A “reasonable accommodation” means an accommodation “that can be made by an employer in the workplace that will allow the employee to perform the essential functions of the job.” According to the amendment, reasonable accommodations include, but are not limited to, “restroom breaks, periodic rest for those who stand for long periods of time, assistance with manual labor, leave for a period of disability arising from childbirth, reassignment to a vacant position, and job restructuring.”

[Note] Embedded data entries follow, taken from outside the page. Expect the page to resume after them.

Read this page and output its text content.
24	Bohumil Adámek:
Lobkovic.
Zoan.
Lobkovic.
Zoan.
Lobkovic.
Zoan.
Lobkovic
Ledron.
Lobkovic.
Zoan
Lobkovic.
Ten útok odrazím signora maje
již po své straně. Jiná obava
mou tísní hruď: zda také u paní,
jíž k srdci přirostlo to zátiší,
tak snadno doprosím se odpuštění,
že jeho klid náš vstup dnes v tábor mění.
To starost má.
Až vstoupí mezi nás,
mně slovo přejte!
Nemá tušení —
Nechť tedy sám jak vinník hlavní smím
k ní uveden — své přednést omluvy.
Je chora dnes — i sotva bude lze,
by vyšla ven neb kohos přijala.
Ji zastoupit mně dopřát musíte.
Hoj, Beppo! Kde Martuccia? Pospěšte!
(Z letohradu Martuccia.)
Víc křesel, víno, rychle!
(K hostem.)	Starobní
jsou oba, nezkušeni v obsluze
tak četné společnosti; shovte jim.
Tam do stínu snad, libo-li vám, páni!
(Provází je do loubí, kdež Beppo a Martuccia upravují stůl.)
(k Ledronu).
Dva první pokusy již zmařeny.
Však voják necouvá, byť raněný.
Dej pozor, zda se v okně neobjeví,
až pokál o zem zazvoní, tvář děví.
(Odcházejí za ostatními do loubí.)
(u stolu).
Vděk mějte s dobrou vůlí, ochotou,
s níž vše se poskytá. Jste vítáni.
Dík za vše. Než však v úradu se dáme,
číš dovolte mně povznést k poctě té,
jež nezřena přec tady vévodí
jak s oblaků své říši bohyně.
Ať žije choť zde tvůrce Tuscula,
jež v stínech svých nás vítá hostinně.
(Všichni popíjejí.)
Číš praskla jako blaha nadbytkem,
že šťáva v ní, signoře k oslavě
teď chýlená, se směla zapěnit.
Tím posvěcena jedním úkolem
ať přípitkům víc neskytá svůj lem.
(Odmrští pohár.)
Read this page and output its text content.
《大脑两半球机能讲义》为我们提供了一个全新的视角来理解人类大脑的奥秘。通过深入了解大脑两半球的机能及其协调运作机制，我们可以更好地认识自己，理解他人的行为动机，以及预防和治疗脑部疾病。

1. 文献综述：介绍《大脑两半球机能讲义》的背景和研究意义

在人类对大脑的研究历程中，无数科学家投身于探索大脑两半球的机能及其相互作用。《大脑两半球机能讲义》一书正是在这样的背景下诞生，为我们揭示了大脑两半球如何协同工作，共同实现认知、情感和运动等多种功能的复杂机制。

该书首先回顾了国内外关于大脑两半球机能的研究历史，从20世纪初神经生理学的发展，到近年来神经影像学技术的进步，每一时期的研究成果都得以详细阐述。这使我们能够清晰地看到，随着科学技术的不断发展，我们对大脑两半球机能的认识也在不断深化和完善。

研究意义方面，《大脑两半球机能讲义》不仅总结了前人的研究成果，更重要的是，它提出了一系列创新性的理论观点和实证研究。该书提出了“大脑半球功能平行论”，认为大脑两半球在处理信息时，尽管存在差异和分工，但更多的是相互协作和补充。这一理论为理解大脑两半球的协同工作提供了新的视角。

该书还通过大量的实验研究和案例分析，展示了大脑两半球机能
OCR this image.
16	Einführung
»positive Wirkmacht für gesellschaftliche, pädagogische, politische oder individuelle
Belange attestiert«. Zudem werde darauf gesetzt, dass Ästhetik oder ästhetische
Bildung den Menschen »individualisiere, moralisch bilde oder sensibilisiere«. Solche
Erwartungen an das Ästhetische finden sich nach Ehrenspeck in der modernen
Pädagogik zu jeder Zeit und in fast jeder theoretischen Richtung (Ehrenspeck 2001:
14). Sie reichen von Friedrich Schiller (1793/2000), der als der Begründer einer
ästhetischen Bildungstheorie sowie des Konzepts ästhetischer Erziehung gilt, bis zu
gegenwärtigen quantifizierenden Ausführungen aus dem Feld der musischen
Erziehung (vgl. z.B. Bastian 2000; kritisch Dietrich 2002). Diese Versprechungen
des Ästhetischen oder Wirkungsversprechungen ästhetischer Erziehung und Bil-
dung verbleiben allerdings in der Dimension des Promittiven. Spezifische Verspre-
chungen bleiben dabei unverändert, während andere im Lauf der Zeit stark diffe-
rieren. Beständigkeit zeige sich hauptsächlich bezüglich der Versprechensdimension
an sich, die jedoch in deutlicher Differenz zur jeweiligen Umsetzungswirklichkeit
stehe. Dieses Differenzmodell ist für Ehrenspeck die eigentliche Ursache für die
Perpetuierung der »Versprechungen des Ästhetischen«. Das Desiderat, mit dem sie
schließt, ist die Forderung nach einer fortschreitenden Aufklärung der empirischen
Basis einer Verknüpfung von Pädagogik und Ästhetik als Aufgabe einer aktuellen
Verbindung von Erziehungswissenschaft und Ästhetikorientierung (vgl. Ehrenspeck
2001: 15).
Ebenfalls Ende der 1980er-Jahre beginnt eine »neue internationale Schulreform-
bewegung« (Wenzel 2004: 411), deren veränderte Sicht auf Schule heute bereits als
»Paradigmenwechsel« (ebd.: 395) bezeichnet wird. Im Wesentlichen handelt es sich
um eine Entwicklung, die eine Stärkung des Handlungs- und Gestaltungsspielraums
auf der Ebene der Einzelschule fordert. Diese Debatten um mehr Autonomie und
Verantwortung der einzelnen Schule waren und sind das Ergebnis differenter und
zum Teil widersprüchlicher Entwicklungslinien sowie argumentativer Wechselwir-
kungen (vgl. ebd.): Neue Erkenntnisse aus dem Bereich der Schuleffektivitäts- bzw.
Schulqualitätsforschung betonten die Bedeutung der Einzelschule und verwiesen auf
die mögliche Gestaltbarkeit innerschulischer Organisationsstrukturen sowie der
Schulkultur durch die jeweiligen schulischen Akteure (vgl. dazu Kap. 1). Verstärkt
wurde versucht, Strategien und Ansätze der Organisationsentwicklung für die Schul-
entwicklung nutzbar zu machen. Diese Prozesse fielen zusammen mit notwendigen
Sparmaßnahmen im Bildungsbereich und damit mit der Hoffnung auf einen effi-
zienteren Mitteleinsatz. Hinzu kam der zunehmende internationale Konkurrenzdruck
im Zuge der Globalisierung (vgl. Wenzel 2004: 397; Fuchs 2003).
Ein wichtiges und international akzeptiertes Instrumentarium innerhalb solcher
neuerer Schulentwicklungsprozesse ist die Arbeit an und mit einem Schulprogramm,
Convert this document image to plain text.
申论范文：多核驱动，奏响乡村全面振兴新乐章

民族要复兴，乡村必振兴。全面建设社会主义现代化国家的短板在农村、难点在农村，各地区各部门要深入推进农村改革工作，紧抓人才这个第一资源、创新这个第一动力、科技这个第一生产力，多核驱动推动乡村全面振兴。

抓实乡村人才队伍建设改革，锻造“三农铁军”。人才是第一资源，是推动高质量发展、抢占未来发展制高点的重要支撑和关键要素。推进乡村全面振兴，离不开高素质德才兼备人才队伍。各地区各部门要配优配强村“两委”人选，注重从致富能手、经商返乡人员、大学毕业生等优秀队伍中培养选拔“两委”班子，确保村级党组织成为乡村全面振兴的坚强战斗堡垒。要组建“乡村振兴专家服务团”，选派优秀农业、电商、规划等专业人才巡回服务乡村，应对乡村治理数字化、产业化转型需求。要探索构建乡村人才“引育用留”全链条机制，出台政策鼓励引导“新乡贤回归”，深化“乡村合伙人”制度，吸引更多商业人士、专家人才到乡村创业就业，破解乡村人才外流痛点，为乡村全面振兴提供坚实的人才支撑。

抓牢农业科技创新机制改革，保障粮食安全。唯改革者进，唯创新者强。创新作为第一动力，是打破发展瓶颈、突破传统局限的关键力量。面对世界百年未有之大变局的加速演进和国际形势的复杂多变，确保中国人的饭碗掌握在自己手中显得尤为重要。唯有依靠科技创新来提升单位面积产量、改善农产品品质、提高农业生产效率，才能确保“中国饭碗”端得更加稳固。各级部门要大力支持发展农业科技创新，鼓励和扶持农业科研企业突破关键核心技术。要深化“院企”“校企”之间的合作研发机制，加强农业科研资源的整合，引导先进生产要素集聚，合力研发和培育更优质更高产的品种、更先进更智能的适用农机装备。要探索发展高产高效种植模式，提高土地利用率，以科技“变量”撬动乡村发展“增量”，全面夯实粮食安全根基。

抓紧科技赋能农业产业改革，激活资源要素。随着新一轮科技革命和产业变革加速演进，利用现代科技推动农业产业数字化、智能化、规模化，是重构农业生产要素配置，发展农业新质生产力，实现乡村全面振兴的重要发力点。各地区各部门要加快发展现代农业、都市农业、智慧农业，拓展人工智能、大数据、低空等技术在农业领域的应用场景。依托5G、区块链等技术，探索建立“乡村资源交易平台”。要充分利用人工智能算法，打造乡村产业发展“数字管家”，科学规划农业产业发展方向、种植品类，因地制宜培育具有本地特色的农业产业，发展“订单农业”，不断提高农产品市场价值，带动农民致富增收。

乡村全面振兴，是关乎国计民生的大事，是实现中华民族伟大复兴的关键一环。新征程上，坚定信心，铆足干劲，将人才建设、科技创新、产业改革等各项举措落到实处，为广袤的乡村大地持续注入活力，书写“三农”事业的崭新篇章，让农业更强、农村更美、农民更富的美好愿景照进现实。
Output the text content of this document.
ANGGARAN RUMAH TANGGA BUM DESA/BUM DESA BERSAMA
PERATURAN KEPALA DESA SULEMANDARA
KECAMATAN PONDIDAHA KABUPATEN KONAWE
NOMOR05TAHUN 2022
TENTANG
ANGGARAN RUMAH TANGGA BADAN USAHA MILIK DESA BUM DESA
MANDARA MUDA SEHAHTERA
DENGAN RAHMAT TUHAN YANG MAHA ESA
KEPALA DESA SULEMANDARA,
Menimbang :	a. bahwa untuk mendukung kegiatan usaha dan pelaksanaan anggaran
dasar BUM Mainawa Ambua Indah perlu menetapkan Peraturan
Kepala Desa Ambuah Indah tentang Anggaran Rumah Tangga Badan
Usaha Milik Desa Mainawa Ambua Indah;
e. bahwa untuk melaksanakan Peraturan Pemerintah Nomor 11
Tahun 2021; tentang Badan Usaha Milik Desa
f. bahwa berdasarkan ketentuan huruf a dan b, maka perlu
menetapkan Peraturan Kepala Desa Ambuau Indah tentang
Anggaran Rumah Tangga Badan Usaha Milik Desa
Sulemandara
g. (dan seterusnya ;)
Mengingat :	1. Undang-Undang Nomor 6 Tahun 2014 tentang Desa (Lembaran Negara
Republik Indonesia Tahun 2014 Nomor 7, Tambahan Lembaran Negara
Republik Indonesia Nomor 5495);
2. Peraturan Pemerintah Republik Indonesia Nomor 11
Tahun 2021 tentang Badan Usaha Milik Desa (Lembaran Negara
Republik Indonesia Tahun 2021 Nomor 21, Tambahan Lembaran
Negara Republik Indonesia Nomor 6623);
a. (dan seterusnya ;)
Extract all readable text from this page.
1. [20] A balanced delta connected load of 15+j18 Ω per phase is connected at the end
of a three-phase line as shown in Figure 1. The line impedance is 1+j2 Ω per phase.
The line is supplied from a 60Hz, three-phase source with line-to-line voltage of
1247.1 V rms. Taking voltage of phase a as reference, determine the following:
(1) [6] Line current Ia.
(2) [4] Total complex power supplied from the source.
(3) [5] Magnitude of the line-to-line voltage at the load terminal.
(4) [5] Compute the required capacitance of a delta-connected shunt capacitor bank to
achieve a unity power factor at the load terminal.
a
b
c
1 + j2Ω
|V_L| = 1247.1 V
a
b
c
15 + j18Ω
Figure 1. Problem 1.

Like other laws of this kind, the employer has the burden of proving undue hardship. Factors to be considered in making a determination of undue hardship include, but are not limited to, the following:

  1. The nature and cost of the accommodations;
  1. The overall financial resources of the employer’s facility or facilities involved in the provision of the reasonable accommodations, including the number of persons employed at such facility, the effect on expenses and resources, or the impact otherwise of such accommodations upon the operation of the employer;
  1. The overall financial resources of the employer, including the size of the employer with respect to the number of its employees and the number, type, and location of its facilities; and
  1. The type of operation or operations of the employer, including the composition, structure, and functions of the workforce, the geographic separateness, administrative, or fiscal relationship of the facility or facilities in question to the employer.

The law further states that in any case where the need for a reasonable accommodation is placed in issue, “it shall be an affirmative defense that the person aggrieved by the alleged discriminatory practice could not, with reasonable accommodations, satisfy the requisites of the job.”

The Philadelphia legislation comes amidst a flurry of activity in the area of pregnancy discrimination and accommodation. In addition to developments previously reported, on February 10, 2014, the West Virginia House of Delegates passed similar reasonable accommodation for pregnancy legislation that, if enacted, would apply statewide.